The production's biggest surprise occurs in the second act. With Winnie now buried up to her neck, the overwhelming bleakness of her situation cannot be denied, but Chaikin and Aaron find ways to carry the lightness over the intermission, finding comedy in the harsh, cruel realities that even Winnie cannot avoid as the play barrels forward. Even the production's ending seems part of the whole, a uniquely hopeful take on what is, at first glance, a dire situation.
Faber has much less to work with, and his characterization is built around Willie's guttural grunts, mutterings, and disconnected phrases. But he supports Aaron beautifully, and his struggle to connect with her in the second act is comic, tense, and even passionate. His performance is the perfect complement for Aaron's, and despite the one-of-a-kind nature of the couple's relationship, you really get the feeling that they have the relationship and the history that Beckett's script implies.
But that's hardly surprising given Chaikin's work in this production. He has brought out a great deal of love and hope, elements not necessarily obvious when Happy Days is read on the page. Still, his defiantly unconventional take on the show works, being true to the actors' performances, the character suggested by Beckett's words, and the words themselves.

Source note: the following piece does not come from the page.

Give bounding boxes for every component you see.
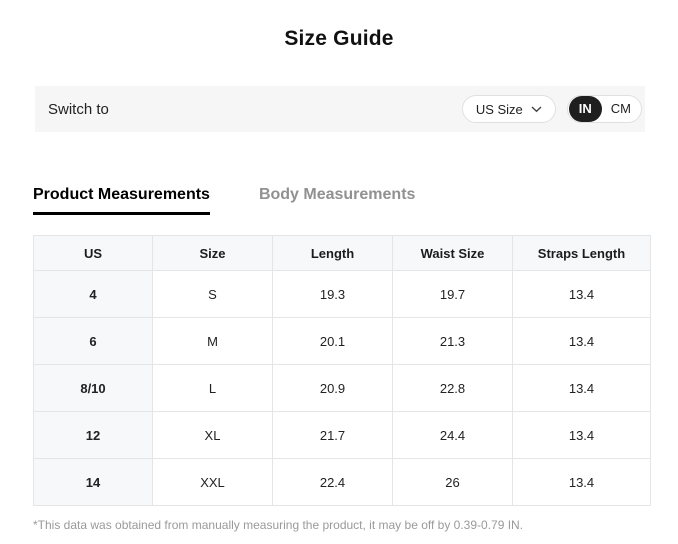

While it is perhaps common for productions of Beckett, even today, to desperately want to excite or shock, Chaikin's Happy Days takes another route. It delivers instead an entertaining and enjoyable experience from beginning to end that, whether or not it's necessarily what Beckett may have had in mind, does him as proud now as the original production must have when it premiered in the same theatre over 41 years ago.